Rays of hope in Ukraine
Villages and towns in eastern Ukraine have shown their willingness to help others by offering refuge to 1.5 million internally displaced persons who had fled shelling and siege conditions in the war-torn areas of the country. This has presented the host communities with huge challenges, however. That is where GIZ’s work comes in, which it is carrying out on behalf of the German Development Ministry. As many as 6.5 million people, 350,000 of them internally displaced persons, now benefit from 800 activities in eastern Ukraine. Two examples illustrate the breadth of the measures on offer.
PROPER EQUIPMENT SAVES LIVES
One vital part of the support provided for host communities is the help for helpers: those working with the fire service and the disaster relief and rescue services. Rescue personnel received training in cooperation with the State Emergency Service of Ukraine and the Ukrainian Red Cross, and were provided with new equipment. As a consequence, the number of people that have died or been injured in fires has fallen by 30 per cent. In eastern Ukraine, 37 vans were converted for rapid deployment on rescue missions in 2018. These manoeuvrable, versatile vehicles replaced the obsolete, cumbersome fire trucks. Rescue teams are now able to free victims from damaged vehicles more quickly and provide first aid immediately at the site of the accident. This is a more effective way of bridging the time until an ambulance arrives, a period which is crucial to survival. The lives of over 140 people involved in accidents have been saved thanks to greater knowledge and extra technical equipment.
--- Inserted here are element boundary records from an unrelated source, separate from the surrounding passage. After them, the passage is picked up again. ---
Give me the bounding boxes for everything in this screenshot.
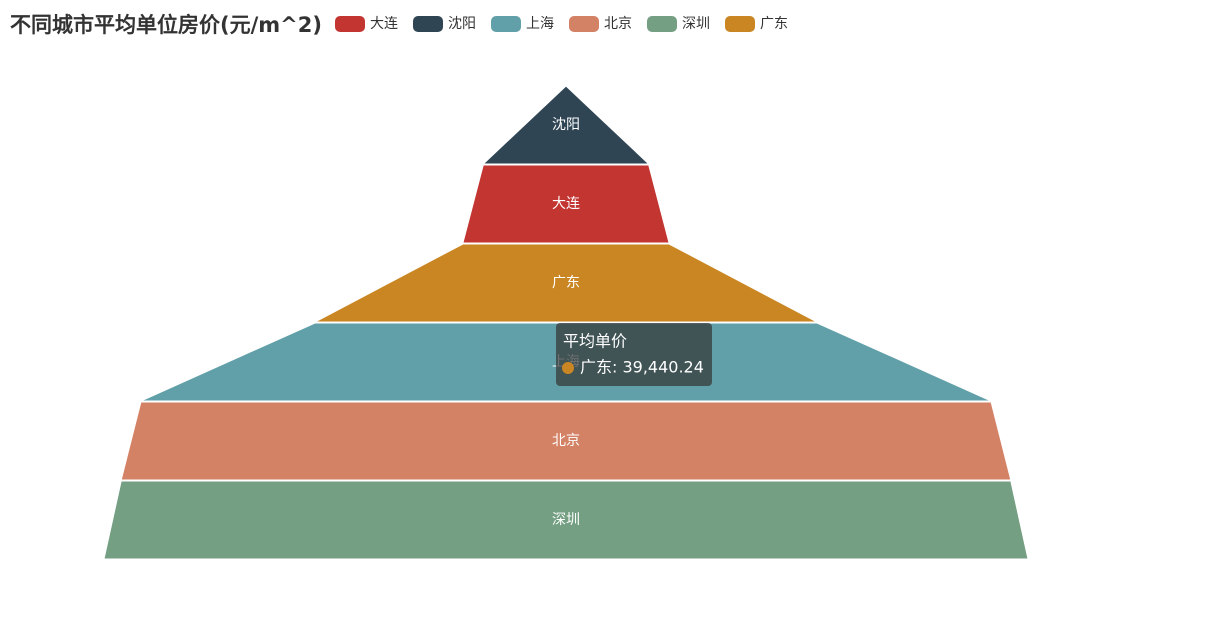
tooltip-dot xyxy=(562,362,574,374)
legend-swatch xyxy=(491,16,521,32)
legend-item[interactable]: 深圳 xyxy=(647,16,710,32)
tooltip-box xyxy=(556,323,712,386)
segment-label: 广东 xyxy=(552,275,580,291)
legend-label: 沈阳 xyxy=(448,16,476,32)
funnel-segment xyxy=(462,164,670,244)
segment-label: 深圳 xyxy=(552,512,580,528)
legend-swatch xyxy=(647,16,677,32)
segment-label: 北京 xyxy=(552,433,580,449)
legend-item[interactable]: 北京 xyxy=(569,16,632,32)
funnel-segment xyxy=(482,85,650,165)
legend-label: 深圳 xyxy=(682,16,710,32)
tooltip-title: 平均单价 xyxy=(563,332,627,351)
legend-label: 大连 xyxy=(370,16,398,32)
legend-item[interactable]: 大连 xyxy=(335,16,398,32)
legend-swatch xyxy=(413,16,443,32)
tooltip-value: 广东: 39,440.24 xyxy=(580,358,704,377)
legend-swatch xyxy=(725,16,755,32)
legend-swatch xyxy=(335,16,365,32)
funnel-segment xyxy=(120,401,1012,481)
legend-item[interactable]: 广东 xyxy=(725,16,788,32)
segment-label: 沈阳 xyxy=(552,117,580,133)
legend-label: 广东 xyxy=(760,16,788,32)
legend-label: 上海 xyxy=(526,16,554,32)
segment-label: 大连 xyxy=(552,196,580,212)
legend-item[interactable]: 上海 xyxy=(491,16,554,32)
legend-item[interactable]: 沈阳 xyxy=(413,16,476,32)
legend-swatch xyxy=(569,16,599,32)
funnel-segment xyxy=(314,243,818,323)
funnel-segment xyxy=(103,480,1029,560)
chart-title: 不同城市平均单位房价(元/m^2) xyxy=(10,13,322,37)
legend-label: 北京 xyxy=(604,16,632,32)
It is well known that war hits the most vulnerable the hardest, so children are the focal point of an initiative in the Ukrainian port city of Mariupol. Here, specially trained dogs, such as a Labrador called Crass, accompany traumatised and physically or mentally disabled girls and boys during their therapy with experts. This approach was largely unheard of in Ukraine before the project introduced it. In 2018, over 1,000 children and their families benefited from the new form of therapy. GIZ worked with local specialists to develop a training programme for both humans and dogs. The pilot project is now being expanded across the region.